Aadhaar Mismatch Blocking Your Application
This is the most frustrating one. It happens when the name or date of birth in your Aadhaar database does not exactly match what you typed. The portal does a live authentication against UIDAI records. Common triggers: name with initials vs. full name, date of birth showing “0” vs “00”, or a name with a different spelling than what UIDAI has on file. Fix: go to the UIDAI website first, check your exact name and DOB as recorded, and type it identically in the Sarathi form. If the data in UIDAI itself is wrong, you need to update it there first before proceeding.
OTP Not Arriving on Mobile
This usually happens for one of three reasons: your mobile number is not linked to Aadhaar, the number linked is old and you no longer have access to it, or the UIDAI OTP servers are temporarily overloaded (this genuinely happens during peak hours). For the first two, you will need to visit an Aadhaar enrollment centre to update your mobile number — there is no online fix for this. For server overload, simply wait 20–30 minutes and try again. Avoid applying between 10 AM and 1 PM on weekdays — that is the peak traffic window.

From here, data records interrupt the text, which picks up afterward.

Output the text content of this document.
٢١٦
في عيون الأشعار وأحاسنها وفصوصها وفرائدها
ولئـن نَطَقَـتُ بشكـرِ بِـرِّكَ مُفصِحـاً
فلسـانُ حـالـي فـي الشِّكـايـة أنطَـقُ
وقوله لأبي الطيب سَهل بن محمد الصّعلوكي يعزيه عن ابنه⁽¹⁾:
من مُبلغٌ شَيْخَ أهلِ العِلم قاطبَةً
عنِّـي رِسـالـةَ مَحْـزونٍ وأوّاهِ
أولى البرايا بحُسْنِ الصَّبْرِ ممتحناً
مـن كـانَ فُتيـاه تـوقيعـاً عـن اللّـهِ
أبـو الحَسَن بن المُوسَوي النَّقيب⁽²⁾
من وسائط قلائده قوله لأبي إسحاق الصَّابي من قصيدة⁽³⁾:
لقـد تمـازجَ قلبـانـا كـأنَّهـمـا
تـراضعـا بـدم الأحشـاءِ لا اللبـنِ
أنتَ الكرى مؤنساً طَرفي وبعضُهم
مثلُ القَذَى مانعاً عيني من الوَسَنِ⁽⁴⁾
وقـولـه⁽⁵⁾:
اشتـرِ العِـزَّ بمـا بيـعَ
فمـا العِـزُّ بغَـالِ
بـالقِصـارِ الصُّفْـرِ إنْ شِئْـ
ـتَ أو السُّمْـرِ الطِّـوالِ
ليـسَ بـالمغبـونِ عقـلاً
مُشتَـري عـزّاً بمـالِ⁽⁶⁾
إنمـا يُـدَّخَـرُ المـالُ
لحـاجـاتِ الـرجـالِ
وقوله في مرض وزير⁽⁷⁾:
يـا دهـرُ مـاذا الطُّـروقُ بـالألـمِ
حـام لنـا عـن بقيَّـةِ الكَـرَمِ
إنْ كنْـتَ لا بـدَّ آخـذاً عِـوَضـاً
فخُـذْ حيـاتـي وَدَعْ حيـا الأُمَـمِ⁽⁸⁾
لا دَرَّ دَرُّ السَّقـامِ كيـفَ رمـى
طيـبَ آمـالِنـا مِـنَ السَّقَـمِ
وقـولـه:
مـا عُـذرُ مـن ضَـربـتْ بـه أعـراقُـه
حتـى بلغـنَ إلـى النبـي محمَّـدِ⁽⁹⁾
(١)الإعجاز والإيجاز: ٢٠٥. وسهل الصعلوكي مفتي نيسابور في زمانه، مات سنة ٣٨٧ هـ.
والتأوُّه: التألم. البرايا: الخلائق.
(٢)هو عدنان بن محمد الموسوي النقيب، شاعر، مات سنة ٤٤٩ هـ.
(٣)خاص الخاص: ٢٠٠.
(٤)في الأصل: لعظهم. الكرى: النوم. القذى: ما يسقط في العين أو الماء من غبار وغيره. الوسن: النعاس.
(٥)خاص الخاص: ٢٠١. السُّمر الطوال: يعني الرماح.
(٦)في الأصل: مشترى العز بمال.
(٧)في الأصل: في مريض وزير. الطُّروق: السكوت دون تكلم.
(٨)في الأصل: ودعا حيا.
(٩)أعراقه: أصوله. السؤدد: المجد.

Application Showing “Pending” for Weeks
After submission and fee payment, some applications sit in “pending” or “under process” status for an unusually long time. This typically happens when the RTO has a backlog, or when there was a technical error in document upload that was not flagged to you. First step: check your application status on the Sarathi portal using your application number. If it shows “Pending at RTO” for more than 15 working days, visit the RTO directly with your application number and payment receipt. Most cases get resolved in a single visit once you speak to the dealing clerk at the licence section.

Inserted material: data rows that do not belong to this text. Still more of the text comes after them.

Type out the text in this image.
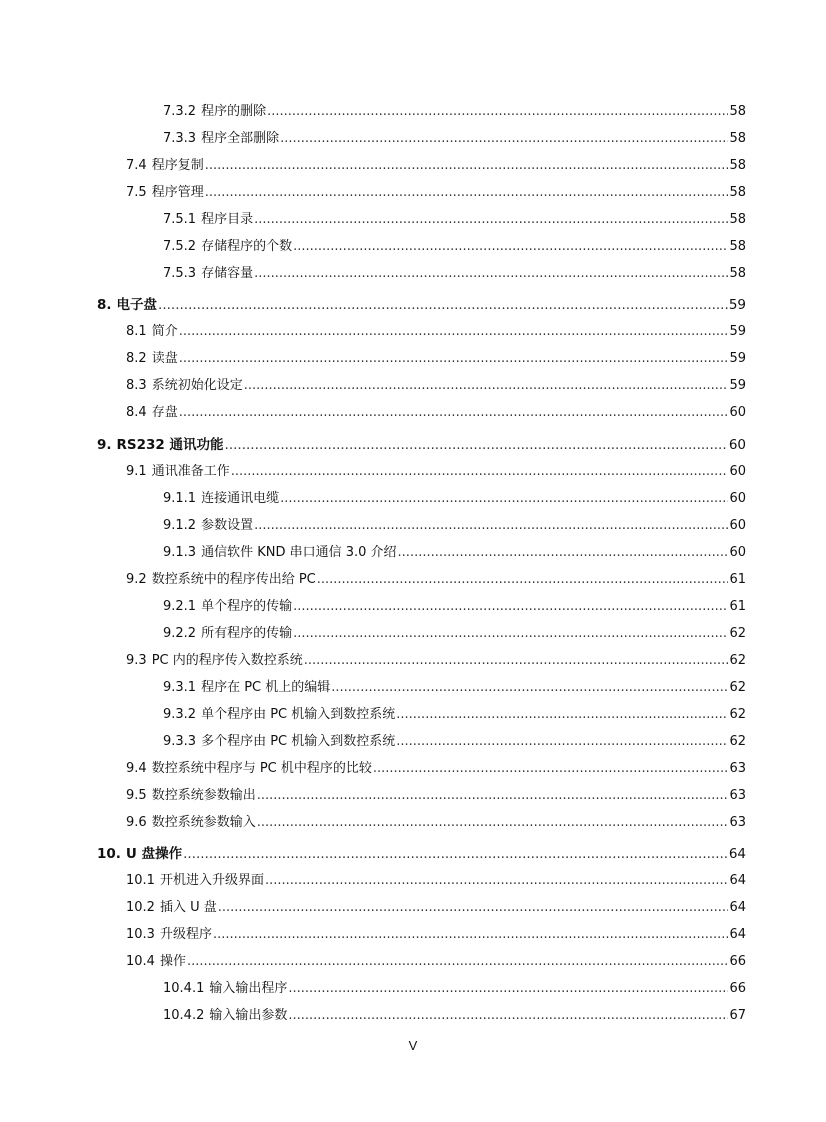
7.3.2 程序的删除 .....	58
7.3.3 程序全部删除 .....	58
7.4 程序复制 .....	58
7.5 程序管理 .....	58
7.5.1 程序目录 .....	58
7.5.2 存储程序的个数 .....	58
7.5.3 存储容量 .....	58
8. 电子盘 .....	59
8.1 简介 .....	59
8.2 读盘 .....	59
8.3 系统初始化设定 .....	59
8.4 存盘 .....	60
9. RS232 通讯功能 .....	60
9.1 通讯准备工作 .....	60
9.1.1 连接通讯电缆 .....	60
9.1.2 参数设置 .....	60
9.1.3 通信软件 KND 串口通信 3.0 介绍 .....	60
9.2 数控系统中的程序传出给 PC .....	61
9.2.1 单个程序的传输 .....	61
9.2.2 所有程序的传输 .....	62
9.3 PC 内的程序传入数控系统 .....	62
9.3.1 程序在 PC 机上的编辑 .....	62
9.3.2 单个程序由 PC 机输入到数控系统 .....	62
9.3.3 多个程序由 PC 机输入到数控系统 .....	62
9.4 数控系统中程序与 PC 机中程序的比较 .....	63
9.5 数控系统参数输出 .....	63
9.6 数控系统参数输入 .....	63
10. U 盘操作 .....	64
10.1 开机进入升级界面 .....	64
10.2 插入 U 盘 .....	64
10.3 升级程序 .....	64
10.4 操作 .....	66
10.4.1 输入输出程序 .....	66
10.4.2 输入输出参数 .....	67
V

Payment Deducted but Application Not Generated
This is scary but more common than it should be. Your bank shows the debit, but the Sarathi portal shows no successful application. Wait 24 hours — sometimes there is a reconciliation delay. If after 24 hours the application still does not appear, go to Sarathi → Check Payment Status → enter your transaction ID. If it shows “success” on the portal side but no application was created, contact the Sarathi helpline at 0120-2459169 with the transaction reference. Keep your bank SMS handy.
Quick Reference Summary
| Detail | Info |
| Minimum age | 18 years (16 for MCWOG only) |
| Portal URL | sarathi.parivahan.gov.in |
| Application fee | ₹150 per vehicle category |
| Test fee | ₹50 per attempt |
| Payment mode | UPI / Net Banking / Debit Card |
| LL validity | 6 months (180 days) |
| Earliest permanent DL application | 30 days after LL issue |
| Retest gap | 7 days; 60 days after 3 fails |
| Fee refund on fail | No — non-refundable |
| Download LL from | Sarathi portal or DigiLocker |
Get mParivahan Vehicle Details with correct guide!
One Last Thing Before You Start
The entire process — from opening the Sarathi portal to having your LL in hand — can genuinely be done in under an hour if you are prepared and your state supports the home test. I have seen people overthink this and delay for months because they were not sure of the steps or were intimidated by the “government portal” reputation.

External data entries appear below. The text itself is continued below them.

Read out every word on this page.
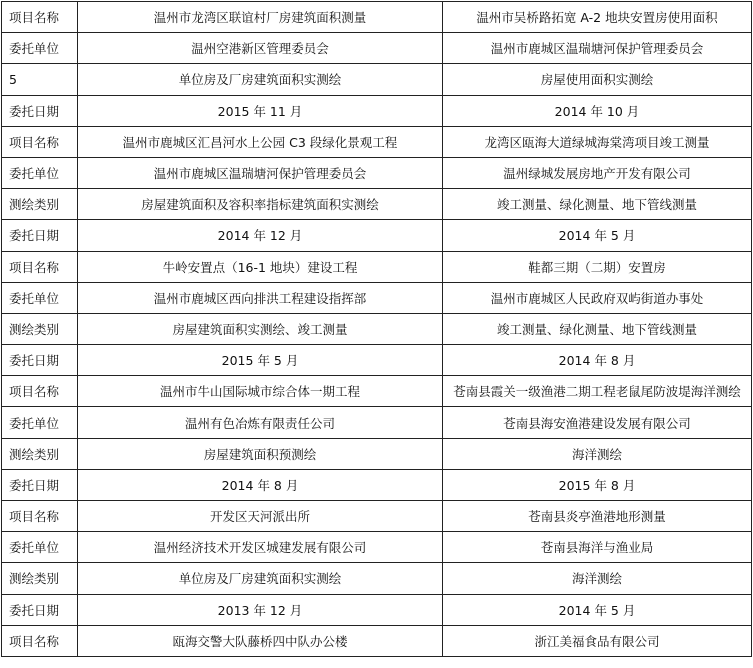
项目名称	温州市龙湾区联谊村厂房建筑面积测量	温州市吴桥路拓宽 A-2 地块安置房使用面积
委托单位	温州空港新区管理委员会	温州市鹿城区温瑞塘河保护管理委员会
5	单位房及厂房建筑面积实测绘	房屋使用面积实测绘
委托日期	2015 年 11 月	2014 年 10 月
项目名称	温州市鹿城区汇昌河水上公园 C3 段绿化景观工程	龙湾区瓯海大道绿城海棠湾项目竣工测量
委托单位	温州市鹿城区温瑞塘河保护管理委员会	温州绿城发展房地产开发有限公司
测绘类别	房屋建筑面积及容积率指标建筑面积实测绘	竣工测量、绿化测量、地下管线测量
委托日期	2014 年 12 月	2014 年 5 月
项目名称	牛岭安置点（16-1 地块）建设工程	鞋都三期（二期）安置房
委托单位	温州市鹿城区西向排洪工程建设指挥部	温州市鹿城区人民政府双屿街道办事处
测绘类别	房屋建筑面积实测绘、竣工测量	竣工测量、绿化测量、地下管线测量
委托日期	2015 年 5 月	2014 年 8 月
项目名称	温州市牛山国际城市综合体一期工程	苍南县霞关一级渔港二期工程老鼠尾防波堤海洋测绘
委托单位	温州有色冶炼有限责任公司	苍南县海安渔港建设发展有限公司
测绘类别	房屋建筑面积预测绘	海洋测绘
委托日期	2014 年 8 月	2015 年 8 月
项目名称	开发区天河派出所	苍南县炎亭渔港地形测量
委托单位	温州经济技术开发区城建发展有限公司	苍南县海洋与渔业局
测绘类别	单位房及厂房建筑面积实测绘	海洋测绘
委托日期	2013 年 12 月	2014 年 5 月
项目名称	瓯海交警大队藤桥四中队办公楼	浙江美福食品有限公司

My honest advice: do your vehicle category thinking upfront, keep your Aadhaar mobile-linked and handy, spend one evening on the official Sarathi practice test module, and then just do it. The portal is far less scary in 2026 than it was a few years ago. And the home test option, where available, has genuinely removed the biggest friction point — the RTO visit.
If something goes wrong at any step, the troubleshooting section above should get you unstuck. And once that LL is in your DigiLocker — even if it feels like a small thing — it is your legal right to be on the road while you learn. That is not a formality. That is actually worth having.
All fees and rules mentioned reflect the Sarathi portal and Central Motor Vehicles Rules as of early 2026. Some states may have minor variations in fee amounts or test formats — always verify the final fee on the official Sarathi portal before completing payment.